Your child may prefer to live on chicken fingers and American cheese slices, but you'd feel better if she were eating a more balanced diet. Unfortunately, just because you manage to get all the food groups onto a plate at mealtime doesn't mean they're going to make it into the hungry mouth of your little one. If you've got a fussy eater, consider one of these kid-tested cookbooks below. Some even offer recipes that your youngster can help you make.
One Bite Won't Kill You
By Ann Hodgman and Roz Chast, illustrator. (1999, Houghton Mifflin Co., $15. Reading level: Adult)

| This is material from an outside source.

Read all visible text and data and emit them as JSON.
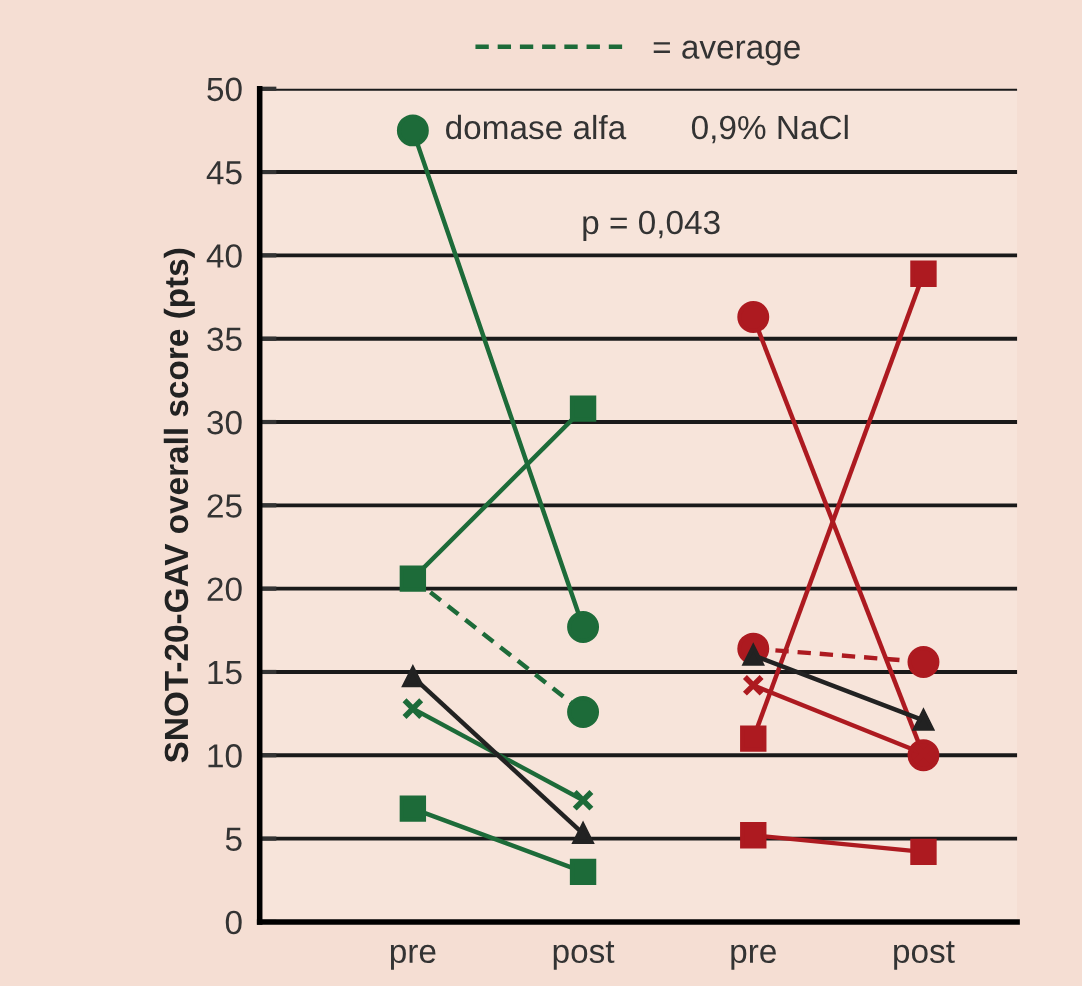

The title of this book is a promise kept by the fun recipes inside. Author and mother of two fussy eaters, Ann Hodgman delivers comforting foods that will satisfy kids' finicky palates and save tired cooks by relying on ready-made ingredients like canned soup or muffin mix. Packed with recipes, anecdotes about teaching kids to broaden their culinary horizons, and hysterical cartoons and illustrations by New Yorker cartoonist Roz Chast, one look at this book will make it a favorite.

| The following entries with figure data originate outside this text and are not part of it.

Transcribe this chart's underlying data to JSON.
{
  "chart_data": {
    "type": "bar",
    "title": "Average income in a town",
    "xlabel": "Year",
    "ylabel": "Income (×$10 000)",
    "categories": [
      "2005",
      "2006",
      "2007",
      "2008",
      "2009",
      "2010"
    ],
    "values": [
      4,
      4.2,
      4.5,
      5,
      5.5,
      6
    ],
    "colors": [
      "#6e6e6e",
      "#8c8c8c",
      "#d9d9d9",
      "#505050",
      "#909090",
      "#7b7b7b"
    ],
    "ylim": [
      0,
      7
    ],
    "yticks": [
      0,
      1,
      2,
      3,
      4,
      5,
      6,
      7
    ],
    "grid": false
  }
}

Pretend Soup and Other Real Recipes: A Cookbook for Preschoolers & Up
By Mollie Katzen and Ann L. Henderson (1994, Tricycle Press, $17. Reading level: Ages 4 to 8)
Inviting your child into the kitchen to help prepare meals is one way to quell the demands of a finicky eater. Vegetarian foodie Mollie Katzen (author of The Moosewood Cookbook) and educator Ann Henderson have teamed up to create a kid-friendly, nutritionally mindful, and parent-perfect book. Each of the 19 recipes starts with individual instructions for both the adult and child, is illustrated with cute animals, and includes insider reviews from kids who have tried the recipes and give them a thumbs-up. Kids will love the easy-to-follow step-by-step illustrations.

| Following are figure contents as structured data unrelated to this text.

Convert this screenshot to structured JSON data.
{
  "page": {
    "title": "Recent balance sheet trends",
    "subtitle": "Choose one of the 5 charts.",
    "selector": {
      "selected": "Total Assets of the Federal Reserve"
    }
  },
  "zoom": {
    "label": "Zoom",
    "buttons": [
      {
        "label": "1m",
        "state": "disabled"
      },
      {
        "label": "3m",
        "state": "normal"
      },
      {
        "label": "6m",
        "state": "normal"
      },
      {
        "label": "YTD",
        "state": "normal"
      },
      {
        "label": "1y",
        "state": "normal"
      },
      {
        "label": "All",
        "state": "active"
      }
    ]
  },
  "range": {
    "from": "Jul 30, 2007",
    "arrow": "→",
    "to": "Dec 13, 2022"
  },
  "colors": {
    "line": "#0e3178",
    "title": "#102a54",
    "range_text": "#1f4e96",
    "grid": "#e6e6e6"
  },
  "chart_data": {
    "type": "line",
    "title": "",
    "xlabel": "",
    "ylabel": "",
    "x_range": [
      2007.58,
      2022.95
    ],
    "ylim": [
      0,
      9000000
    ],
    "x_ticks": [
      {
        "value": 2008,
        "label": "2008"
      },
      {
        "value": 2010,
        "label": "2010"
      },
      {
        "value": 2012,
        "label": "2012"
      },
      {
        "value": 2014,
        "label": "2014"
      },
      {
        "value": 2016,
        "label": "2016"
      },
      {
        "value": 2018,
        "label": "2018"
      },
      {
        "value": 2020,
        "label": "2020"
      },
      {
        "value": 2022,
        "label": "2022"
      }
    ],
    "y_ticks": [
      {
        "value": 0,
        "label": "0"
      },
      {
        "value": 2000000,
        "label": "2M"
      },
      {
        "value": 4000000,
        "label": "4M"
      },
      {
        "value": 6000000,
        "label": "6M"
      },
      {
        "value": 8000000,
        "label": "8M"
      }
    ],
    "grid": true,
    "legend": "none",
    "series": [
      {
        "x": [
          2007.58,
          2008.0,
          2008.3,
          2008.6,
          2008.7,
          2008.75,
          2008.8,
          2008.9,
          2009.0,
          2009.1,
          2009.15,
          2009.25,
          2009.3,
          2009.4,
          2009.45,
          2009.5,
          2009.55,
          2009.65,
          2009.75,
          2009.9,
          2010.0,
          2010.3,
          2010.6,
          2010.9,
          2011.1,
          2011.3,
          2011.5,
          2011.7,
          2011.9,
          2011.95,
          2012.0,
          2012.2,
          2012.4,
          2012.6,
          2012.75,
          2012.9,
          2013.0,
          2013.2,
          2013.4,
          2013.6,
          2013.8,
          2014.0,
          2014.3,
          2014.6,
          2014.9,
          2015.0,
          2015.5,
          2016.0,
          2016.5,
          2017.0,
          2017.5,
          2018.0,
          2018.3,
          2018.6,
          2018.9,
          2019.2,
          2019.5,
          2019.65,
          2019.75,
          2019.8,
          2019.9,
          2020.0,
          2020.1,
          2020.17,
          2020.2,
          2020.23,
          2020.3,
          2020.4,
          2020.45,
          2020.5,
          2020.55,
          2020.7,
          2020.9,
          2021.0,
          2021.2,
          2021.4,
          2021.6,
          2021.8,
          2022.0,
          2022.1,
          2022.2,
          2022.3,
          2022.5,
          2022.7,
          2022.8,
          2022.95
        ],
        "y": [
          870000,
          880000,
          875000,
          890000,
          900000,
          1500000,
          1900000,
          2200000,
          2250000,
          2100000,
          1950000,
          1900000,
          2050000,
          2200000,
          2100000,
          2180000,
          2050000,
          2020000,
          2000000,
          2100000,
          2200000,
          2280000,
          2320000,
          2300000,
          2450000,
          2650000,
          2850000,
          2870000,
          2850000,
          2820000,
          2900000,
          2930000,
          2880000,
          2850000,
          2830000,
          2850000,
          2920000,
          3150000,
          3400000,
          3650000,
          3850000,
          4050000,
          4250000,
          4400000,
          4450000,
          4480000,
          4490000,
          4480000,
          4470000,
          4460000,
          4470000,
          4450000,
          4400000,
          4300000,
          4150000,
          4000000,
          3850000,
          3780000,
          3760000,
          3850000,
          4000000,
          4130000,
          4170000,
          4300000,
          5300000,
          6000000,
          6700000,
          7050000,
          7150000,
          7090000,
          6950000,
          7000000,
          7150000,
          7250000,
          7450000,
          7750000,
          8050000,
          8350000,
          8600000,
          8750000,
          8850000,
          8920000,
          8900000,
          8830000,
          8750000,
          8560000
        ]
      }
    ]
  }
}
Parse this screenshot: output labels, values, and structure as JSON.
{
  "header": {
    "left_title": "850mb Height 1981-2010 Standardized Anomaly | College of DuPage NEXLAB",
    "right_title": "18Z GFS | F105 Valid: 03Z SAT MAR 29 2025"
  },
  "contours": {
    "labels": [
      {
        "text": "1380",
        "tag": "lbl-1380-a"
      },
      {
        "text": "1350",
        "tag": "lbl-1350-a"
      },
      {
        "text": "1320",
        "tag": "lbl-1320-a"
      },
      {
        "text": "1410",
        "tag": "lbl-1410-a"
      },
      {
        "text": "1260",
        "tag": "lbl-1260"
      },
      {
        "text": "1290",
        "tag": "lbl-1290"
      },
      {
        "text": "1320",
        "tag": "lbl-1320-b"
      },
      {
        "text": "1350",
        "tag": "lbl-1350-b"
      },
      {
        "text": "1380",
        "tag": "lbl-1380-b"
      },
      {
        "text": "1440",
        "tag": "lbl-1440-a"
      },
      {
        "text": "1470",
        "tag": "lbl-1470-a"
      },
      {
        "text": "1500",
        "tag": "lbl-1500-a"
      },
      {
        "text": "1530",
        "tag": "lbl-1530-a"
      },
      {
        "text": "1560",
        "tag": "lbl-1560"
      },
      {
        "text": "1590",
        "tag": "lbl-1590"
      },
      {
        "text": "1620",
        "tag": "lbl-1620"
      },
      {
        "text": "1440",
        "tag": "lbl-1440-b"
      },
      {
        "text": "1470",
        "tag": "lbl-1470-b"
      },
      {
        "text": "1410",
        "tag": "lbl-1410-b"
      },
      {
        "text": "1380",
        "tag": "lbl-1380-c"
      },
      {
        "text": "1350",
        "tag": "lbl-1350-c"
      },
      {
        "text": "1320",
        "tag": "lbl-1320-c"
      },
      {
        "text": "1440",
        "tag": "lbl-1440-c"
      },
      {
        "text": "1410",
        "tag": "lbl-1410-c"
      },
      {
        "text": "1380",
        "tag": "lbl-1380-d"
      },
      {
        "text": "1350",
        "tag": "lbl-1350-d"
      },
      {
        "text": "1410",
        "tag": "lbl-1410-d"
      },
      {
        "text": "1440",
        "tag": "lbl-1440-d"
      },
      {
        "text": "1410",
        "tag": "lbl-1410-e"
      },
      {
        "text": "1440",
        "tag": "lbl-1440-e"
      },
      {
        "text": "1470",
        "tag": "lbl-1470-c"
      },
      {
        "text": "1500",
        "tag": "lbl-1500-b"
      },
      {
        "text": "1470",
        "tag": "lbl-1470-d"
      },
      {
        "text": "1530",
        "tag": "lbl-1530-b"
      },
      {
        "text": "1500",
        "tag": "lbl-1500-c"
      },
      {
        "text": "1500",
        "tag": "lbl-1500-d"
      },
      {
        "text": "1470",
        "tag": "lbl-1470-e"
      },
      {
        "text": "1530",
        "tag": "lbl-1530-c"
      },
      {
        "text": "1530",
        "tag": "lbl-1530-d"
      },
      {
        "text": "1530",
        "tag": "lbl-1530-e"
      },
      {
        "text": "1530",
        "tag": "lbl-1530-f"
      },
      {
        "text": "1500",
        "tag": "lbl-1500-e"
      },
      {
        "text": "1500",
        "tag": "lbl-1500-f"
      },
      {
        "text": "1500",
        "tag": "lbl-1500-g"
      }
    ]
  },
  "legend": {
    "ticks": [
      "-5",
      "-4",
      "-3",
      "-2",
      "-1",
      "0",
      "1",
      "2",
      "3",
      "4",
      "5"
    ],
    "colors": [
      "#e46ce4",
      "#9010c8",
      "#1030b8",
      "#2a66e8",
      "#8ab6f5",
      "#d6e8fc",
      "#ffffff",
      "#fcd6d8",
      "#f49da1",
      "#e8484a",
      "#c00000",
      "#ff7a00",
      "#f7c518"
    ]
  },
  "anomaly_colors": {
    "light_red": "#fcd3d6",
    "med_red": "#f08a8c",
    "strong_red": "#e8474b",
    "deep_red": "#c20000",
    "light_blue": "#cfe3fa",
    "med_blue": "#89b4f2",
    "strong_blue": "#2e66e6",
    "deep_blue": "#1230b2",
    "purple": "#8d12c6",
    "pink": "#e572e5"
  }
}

Brown Bag Success: Making Healthy Lunches Your Kids Won't Trade
By Sandra K. Nissenberg and Barbara N. Pearl (1997, John Wiley & Sons, $10. Reading level: Ages 9 to 12)
There you are, carefully crafting brown bag lunches for your children, and just a few hours later, they're picking them over and discarding the contents. Written at a level kids can understand, the book offers plenty of recipes for fun, packable lunches, like cheese and flour tortilla triangles and ham and cheese pinwheels, along with nutritional tips and hints on getting out the door in the morning with minimal stress.
Healthy Snacks for Kids
By Penny Warner (1995, Nitty Gritty Cookbooks, $9. Reading level: Adult)
If your child's appetite seems to surge without warning, this book will help you produce tasty, fun, and nutritious snacks in a snap. Recipes like Corny Pudding and Monkey Bars sneak healthy ingredients into foods that will keep your kids happy, too. Warner also includes a food pyramid for each recipe with main ingredients highlighted to make nutritional choices easy.